An Update on the Lack of Updates

An Update on the Lack of Updates

Some things that have happened elsewhere and some things that have not happened here.

Let’s start with the burning issue: Issue 7 still isn’t here. I haven’t actually set it on fire though: It should be finished soon and I can only apologize for being incredibly tardy again. To address the latter point, we are also going to skip the next issue, Sound,  and hopefully get everything back on track next year with what would have once been Issue 9 – Money, in March. It’s become increasingly obvious that I’m in over my head trying to get another issue ready while also keeping the site running and pretending to be a student of some sort. I added Sound to the theme pile as an experiment, meaning to challenge myself to learn to talk about an aspect of games that I really lack the necessary vocabulary for, but in hindsight, I really could not have timed that worse. So it goes back on the pile for now, maybe we’ll get to it some other time.

With that out of the way, I’d like to talk about some of the interesting things that have happened while I’ve been preoccupied. Last week, the Games Journalism Prize has released the first part of its 2013 shortlist, and thanks to garish self-promotion, Haywire is listed three times so far, with one piece by Francisco Dominguez and two pieces by Andrew Huntly. Not a bad track record for our first year, I think. The selection of nominees so far has garnered a bit of criticism, but I think it’s important not to overestimate how representative or even important the prize is. As glad as I am that we are on there, the Games Journalism Prize has a tendency to cover a lot of nominees, and the time span covered by these entries indicates pretty clearly that there is more to come. I assume our chances of winning anything are negligible.

Personally, if I had to predict a likely candidate, it’d be a toss-up between Leigh Alexander’s This Is What Video Games Are and Simon Parkin’s Video Game Invasion of Iraq, even if both lose points for spelling ‘videogame’ wrong. I’ve ranted at length about the complaints on my dumb old blog, but don’t mistake that response as feeling defensive of my own work (or not exclusively). If we really are the best games writing has to offer, something is certainly going wrong, but there’s more wonderful writing out there than you may think, and the yet unfinished list of nominees may well end up reflecting that diversity. If not, that’s an argument to be had with the awards, not with all of games writing. I get mad about the indictment not because I’m a writer, but because I’m also a curator of writing.

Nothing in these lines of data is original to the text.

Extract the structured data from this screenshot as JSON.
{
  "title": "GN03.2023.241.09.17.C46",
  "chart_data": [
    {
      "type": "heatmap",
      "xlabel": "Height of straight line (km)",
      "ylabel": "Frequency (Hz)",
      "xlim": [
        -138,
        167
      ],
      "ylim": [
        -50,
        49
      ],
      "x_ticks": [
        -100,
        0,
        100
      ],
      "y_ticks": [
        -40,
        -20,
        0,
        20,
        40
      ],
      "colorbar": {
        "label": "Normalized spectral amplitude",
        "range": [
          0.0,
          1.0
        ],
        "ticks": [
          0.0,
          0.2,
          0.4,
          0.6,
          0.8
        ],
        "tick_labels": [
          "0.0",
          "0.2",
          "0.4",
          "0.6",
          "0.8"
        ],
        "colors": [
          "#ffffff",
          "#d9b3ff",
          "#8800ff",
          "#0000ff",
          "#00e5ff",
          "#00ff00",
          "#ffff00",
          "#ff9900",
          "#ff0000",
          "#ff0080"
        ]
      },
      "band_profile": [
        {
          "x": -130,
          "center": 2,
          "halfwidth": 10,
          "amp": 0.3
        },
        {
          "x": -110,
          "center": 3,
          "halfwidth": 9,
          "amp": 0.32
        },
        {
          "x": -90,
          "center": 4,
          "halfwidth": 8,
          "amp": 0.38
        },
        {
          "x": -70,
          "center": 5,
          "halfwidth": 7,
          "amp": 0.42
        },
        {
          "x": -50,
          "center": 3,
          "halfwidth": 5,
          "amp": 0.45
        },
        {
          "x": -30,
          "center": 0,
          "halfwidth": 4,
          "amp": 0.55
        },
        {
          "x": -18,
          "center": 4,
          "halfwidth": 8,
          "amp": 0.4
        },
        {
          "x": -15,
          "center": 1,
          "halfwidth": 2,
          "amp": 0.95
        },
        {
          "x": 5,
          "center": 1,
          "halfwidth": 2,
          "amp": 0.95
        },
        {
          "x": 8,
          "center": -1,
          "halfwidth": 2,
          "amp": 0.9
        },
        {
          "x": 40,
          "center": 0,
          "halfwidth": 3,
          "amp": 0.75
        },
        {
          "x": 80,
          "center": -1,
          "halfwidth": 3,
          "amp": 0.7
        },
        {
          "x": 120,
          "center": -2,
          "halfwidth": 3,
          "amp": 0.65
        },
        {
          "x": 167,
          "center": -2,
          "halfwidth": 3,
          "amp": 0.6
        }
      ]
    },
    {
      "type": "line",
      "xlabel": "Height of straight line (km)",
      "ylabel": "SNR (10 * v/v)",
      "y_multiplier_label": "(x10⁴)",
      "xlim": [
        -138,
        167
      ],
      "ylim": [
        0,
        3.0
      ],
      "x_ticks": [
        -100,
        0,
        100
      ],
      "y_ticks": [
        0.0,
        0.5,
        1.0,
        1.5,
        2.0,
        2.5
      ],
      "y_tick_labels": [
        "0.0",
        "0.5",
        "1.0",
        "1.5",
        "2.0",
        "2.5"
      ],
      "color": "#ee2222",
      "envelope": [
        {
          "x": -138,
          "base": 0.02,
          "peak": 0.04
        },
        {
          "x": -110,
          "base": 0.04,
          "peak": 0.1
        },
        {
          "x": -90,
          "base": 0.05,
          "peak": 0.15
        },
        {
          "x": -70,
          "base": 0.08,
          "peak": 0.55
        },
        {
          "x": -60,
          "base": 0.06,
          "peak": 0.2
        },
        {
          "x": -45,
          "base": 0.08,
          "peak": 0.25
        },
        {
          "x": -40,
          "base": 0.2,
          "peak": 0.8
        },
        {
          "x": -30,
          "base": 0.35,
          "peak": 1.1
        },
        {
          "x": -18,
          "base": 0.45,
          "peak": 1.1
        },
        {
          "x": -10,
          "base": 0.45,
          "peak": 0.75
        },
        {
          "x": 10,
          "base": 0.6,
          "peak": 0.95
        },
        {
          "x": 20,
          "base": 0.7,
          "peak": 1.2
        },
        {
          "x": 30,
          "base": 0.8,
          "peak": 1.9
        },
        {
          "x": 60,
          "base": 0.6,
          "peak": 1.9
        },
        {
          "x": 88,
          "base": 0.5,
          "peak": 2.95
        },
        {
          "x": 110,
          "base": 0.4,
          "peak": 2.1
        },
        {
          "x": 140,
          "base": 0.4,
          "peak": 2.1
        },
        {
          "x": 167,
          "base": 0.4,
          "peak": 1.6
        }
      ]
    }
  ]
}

Speaking of, last Tuesday (the day I once meant to finish this post) marked Kris Ligman’s two-year anniversary of running Critical Distance and also saw her step down from being in charge of absolutely everything that happens over there. Having been involved with the project since February, I still very much feel like the Johnny-come-lately of the site (still a babby, as Kris might say), but there’s not a doubt in my mind that it’s where I belong. If you appreciate anything I’ve written in the past year, try to take a moment to thank Kris for her hard work, since the sheer amount of clever writing I am confronted with by way of Critical Distance helped inform practically everything I’ve done lately. Managing to make the list every so often is a huge honor: Seeing my name among my favorite writers never ceases to motivate, and the huge gap between my writing and theirs never ceases to inspire. I know from the few times I’ve been left in charge of the list that reading all those submissions takes more time than you’d think and that any sane person might devote to this kind of task, so let her know if you’ve been following the write-ups. Unpaid does not have to mean unrewarding, after all.

Providing further proof that, like my own column, anything to do with games and literature must be titled Wordplay, Christof Zurschmitten has been spearheading a similar series over on Video Game Tourism and, noticing each other’s plans, we’ve agreed to some jolly cooperation. My interview with Jon Ingold has already made it there, and whenever I get around to it, I’ll start formatting their efforts for crossposting. Between this and VGT’s new movie series, there’s quite a few English features appearing there lately, if you’re interested.

Last but not least, there’s a new Story Bundle available if you want to acquire some good videogame reading for dirt cheap. If it didn’t mean monetizing, I’d try to get our own issues thrown in there some time.